17 December: offshore from Savai’i, no canoes came out, probably because the French were now more distant from the coast. So ended this memorable French visit to the Samoan islands—the first encounter on land, the first time that Samoans were killed by the Papālagi, and the very start of Western misconceptions about the sexual behaviour of Samoan girls.

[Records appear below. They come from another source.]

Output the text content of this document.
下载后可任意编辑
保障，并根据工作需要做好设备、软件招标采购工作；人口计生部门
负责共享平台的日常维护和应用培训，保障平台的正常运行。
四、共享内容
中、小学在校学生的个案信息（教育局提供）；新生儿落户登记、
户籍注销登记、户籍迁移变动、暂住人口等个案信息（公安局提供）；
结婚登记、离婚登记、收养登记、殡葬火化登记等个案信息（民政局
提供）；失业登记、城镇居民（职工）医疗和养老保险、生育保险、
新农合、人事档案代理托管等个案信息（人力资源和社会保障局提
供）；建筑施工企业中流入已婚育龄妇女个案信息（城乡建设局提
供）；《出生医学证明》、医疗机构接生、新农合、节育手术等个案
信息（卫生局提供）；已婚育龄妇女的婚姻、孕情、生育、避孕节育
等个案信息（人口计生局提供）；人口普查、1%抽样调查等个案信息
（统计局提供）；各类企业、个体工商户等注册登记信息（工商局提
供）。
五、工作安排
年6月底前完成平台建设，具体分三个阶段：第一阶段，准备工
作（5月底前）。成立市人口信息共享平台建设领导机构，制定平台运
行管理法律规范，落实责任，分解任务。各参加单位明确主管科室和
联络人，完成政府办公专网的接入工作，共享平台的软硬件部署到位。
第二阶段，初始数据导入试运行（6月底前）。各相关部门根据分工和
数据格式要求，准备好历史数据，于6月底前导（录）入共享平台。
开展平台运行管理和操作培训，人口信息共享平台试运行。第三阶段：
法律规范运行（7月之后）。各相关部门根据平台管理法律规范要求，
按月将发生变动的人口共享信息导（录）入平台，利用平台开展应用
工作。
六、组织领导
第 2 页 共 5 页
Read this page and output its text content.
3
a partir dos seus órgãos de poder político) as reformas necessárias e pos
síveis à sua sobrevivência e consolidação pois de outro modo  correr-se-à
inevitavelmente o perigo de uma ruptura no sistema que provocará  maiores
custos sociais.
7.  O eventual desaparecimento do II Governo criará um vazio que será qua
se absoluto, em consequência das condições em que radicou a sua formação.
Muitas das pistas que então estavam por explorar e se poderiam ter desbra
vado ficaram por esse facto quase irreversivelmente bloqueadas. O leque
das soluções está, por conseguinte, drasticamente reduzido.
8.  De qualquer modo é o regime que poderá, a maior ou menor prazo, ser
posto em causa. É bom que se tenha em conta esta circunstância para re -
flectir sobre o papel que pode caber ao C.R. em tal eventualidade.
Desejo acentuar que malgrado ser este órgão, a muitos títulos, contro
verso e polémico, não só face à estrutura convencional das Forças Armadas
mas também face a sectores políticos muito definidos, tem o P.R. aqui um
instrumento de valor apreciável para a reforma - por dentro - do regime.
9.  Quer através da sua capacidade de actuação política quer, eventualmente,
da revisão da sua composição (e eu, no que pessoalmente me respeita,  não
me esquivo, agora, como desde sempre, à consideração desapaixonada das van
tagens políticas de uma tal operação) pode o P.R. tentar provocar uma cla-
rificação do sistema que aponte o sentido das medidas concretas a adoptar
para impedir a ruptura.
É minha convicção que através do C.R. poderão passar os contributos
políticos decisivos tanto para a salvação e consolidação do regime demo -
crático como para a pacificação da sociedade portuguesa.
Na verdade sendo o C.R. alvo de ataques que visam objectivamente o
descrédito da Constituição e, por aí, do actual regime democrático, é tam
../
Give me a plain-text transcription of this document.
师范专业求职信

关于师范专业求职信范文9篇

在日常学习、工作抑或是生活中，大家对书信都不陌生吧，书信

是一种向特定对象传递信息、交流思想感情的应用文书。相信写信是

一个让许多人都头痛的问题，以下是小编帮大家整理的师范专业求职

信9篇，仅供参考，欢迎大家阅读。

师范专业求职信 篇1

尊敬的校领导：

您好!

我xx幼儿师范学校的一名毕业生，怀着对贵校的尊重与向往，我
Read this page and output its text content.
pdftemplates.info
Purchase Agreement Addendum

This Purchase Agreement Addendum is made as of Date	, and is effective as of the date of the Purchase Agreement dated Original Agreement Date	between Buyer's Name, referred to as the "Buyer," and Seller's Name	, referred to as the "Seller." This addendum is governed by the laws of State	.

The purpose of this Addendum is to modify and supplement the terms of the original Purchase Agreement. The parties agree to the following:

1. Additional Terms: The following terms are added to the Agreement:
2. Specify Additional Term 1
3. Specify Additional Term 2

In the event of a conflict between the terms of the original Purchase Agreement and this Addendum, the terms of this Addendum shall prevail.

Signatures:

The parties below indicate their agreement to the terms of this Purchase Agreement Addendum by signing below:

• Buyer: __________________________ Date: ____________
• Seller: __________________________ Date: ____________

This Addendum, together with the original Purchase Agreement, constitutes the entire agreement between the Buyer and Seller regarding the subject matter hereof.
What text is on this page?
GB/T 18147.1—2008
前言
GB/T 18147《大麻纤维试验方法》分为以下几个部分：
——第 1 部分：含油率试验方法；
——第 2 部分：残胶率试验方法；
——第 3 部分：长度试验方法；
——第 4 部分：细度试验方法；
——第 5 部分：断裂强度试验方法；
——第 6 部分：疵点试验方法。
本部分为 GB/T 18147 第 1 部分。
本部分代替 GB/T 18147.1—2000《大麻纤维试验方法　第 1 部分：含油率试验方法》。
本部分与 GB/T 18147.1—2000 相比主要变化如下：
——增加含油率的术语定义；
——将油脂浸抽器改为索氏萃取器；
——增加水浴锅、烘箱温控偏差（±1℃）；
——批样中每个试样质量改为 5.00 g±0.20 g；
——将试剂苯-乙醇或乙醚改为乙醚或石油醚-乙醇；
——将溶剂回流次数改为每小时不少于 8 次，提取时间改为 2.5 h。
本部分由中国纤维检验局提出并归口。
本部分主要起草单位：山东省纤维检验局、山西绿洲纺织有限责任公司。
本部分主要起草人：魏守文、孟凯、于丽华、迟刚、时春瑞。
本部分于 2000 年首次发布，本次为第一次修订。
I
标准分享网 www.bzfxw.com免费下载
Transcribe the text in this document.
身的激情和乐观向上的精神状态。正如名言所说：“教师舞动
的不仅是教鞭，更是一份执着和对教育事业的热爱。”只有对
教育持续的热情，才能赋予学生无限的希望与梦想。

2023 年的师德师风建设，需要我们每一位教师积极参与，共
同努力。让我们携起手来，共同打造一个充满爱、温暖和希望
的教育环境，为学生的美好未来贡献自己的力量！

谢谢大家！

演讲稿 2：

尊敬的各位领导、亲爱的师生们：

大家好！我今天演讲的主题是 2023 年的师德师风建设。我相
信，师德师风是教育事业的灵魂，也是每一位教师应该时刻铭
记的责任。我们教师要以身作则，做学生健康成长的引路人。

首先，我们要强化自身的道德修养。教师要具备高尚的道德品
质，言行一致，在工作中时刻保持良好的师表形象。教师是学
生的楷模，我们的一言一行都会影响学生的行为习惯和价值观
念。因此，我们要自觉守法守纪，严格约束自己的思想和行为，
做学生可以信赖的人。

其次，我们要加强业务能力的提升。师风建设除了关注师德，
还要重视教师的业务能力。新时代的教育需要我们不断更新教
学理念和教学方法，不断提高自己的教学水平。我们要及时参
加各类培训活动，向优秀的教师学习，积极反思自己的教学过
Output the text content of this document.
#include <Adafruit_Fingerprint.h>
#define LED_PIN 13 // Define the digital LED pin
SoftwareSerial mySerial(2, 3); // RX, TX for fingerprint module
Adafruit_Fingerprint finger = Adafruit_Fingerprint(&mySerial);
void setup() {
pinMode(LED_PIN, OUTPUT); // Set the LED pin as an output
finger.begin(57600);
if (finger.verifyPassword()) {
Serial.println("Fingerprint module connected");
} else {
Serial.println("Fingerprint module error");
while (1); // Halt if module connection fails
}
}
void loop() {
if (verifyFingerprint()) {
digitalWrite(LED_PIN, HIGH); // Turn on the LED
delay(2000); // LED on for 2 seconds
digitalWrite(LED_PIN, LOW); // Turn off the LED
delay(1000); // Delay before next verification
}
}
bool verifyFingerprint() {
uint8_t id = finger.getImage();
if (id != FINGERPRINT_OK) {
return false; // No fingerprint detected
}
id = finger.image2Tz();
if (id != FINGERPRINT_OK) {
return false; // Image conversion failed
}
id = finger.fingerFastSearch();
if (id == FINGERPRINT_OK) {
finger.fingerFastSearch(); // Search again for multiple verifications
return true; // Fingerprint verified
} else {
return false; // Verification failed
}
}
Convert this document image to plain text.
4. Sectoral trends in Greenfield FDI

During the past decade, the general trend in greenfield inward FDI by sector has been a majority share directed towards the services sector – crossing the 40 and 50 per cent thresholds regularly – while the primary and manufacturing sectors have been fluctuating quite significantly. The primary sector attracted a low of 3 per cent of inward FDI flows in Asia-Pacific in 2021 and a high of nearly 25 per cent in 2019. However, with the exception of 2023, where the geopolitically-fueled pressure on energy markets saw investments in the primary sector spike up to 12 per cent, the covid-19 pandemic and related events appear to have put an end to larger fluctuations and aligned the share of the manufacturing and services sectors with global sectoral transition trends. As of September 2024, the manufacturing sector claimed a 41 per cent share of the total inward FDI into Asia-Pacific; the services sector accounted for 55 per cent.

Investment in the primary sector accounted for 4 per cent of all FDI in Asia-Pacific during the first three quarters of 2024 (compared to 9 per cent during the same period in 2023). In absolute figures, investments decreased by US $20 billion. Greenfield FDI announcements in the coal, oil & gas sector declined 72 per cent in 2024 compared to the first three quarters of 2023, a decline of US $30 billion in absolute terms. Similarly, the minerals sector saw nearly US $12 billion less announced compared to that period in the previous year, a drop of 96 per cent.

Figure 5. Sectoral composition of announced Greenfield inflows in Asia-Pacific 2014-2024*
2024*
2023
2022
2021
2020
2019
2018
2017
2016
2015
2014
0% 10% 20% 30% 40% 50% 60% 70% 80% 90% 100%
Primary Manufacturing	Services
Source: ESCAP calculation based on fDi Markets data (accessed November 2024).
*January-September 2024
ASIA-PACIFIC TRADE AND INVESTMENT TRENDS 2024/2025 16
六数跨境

[7] This is the first reference to the event by Padel: it is not yet his own interpretation but only what he hears from the Protestants on his arrival: Nous sommes partis de Taïti à la fin du mois d’août, et nous sommes arrivés aux premières îles du vicariat central d’Océanie le 7 du mois de septembre; la première terre que nous avons rencontrée, c’est l’île de Tutuila; nous y avons relâché, et y avons séjourné une huitaine de jours. Nous n’avons pas été trop bien reçus dans cet endroit; la croix qui flottait au haut de notre grand mât et la présence de huit prêtres catholiques étaient plus qu’il n’en fallait pour émouvoir les ministres protestants qui y dominent. De plus notre qualité de Français effrayait les naturels; dans cette île, mais dans une baie différente de celle où nous étions mouillés ont été massacrés le second et huit ou neuf matelots de Lapeyrouse, qui donna à ce lieu le nom de baie des Assassins. Depuis ce temps les naturels craignent toujours que les Français ne viennent venger la mort de leurs compatriotes. Ce ne sont cependant pas les habitants de cette île qui ont commis cet assassinat, mais des jeunes gens d’Upolu qui étaient allés là faire la guerre et qui dans l’ivresse de la joie que donne la victoire massacrèrent ces hommes qu’ils trouvèrent sans défense.
[8] Once again we see the Samoans coming forward with ritual decorum, as in 1722 (the girl with the necklace of blue beads), and as in 1791 (headdresses and necklaces made from flowers, see next chapter).